Visual Navigation Precision Guidance

Apollo 11's Neil Armstrong visually guided its landing, avoiding a boulder field. Perseverance autonomously did the same, landing about 35 meters to the left of the "bullseye" above. Both were critical needs to achieving mission success.

But with each of these there was a "follow-on" that made these victories especially poignant for NASA and the world. For Apollo it meant a string of missions where skills and capabilities were increased alongside mission risk each time. For "Percy", it meant that a mission spanning a decade of Mars Sample Return, which requires precision landings to the same location, could proceed, again with subsequent increased capabilities, risk, and vehicle coordination. The samples Percy collects will be collected up by a trailing, high speed collection rover, and launched into orbit, where another satellite will spot them in orbit, capture them, depart for Earth, and send them in another return vehicle to land on the Earth.

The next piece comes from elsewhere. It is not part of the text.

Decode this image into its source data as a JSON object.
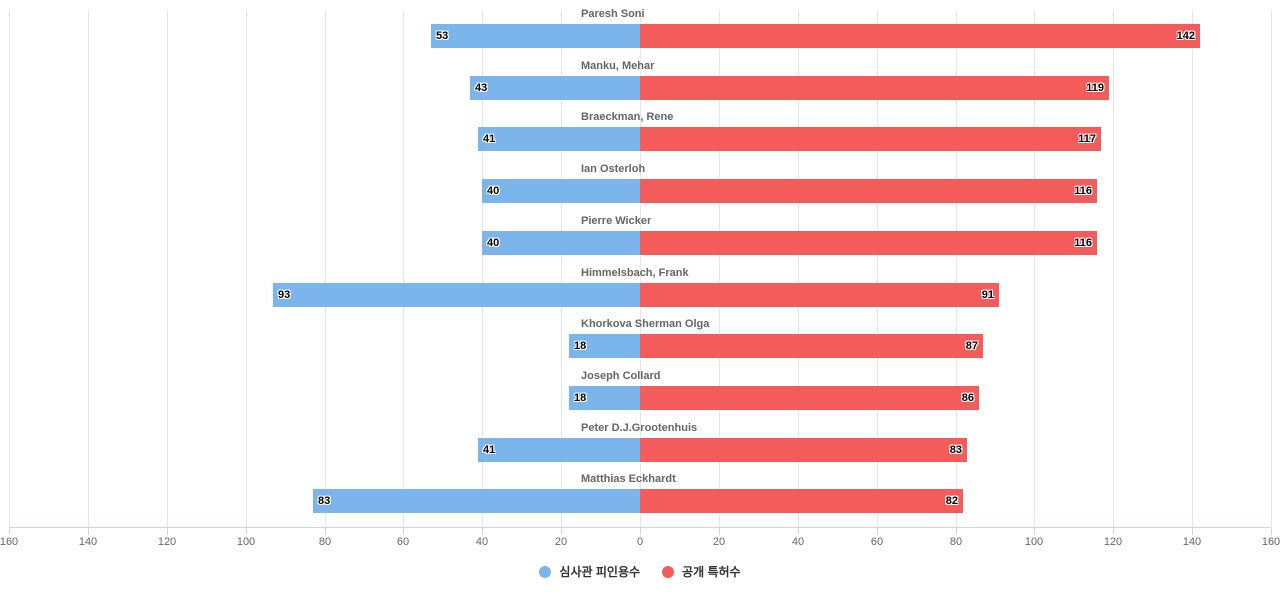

These, and an upcoming Ingenuity helicopter will also rely on visual guidance in part to succeed. Vision systems, which in the 1980's were considered bleeding edge technology, have advanced to mission critical stage. (We're not yet to the consumer stage, as the over-hyped "Level 5" autonomous vehicle systems for automotive use and quarterly tragedies with accidents show us.)

That NASA can capture Neil's skill and apply it in five decades to what may become routine unmanned vehicle operations elsewhere in the solar system is a major accomplishment.

And that vision systems have become a mainstay of our culture, only to improve from this point forward.

William Jolitz - Thanks for posting this. I hadn't seen the auto-navigation aspect of this mission described this well. Impressive abilities.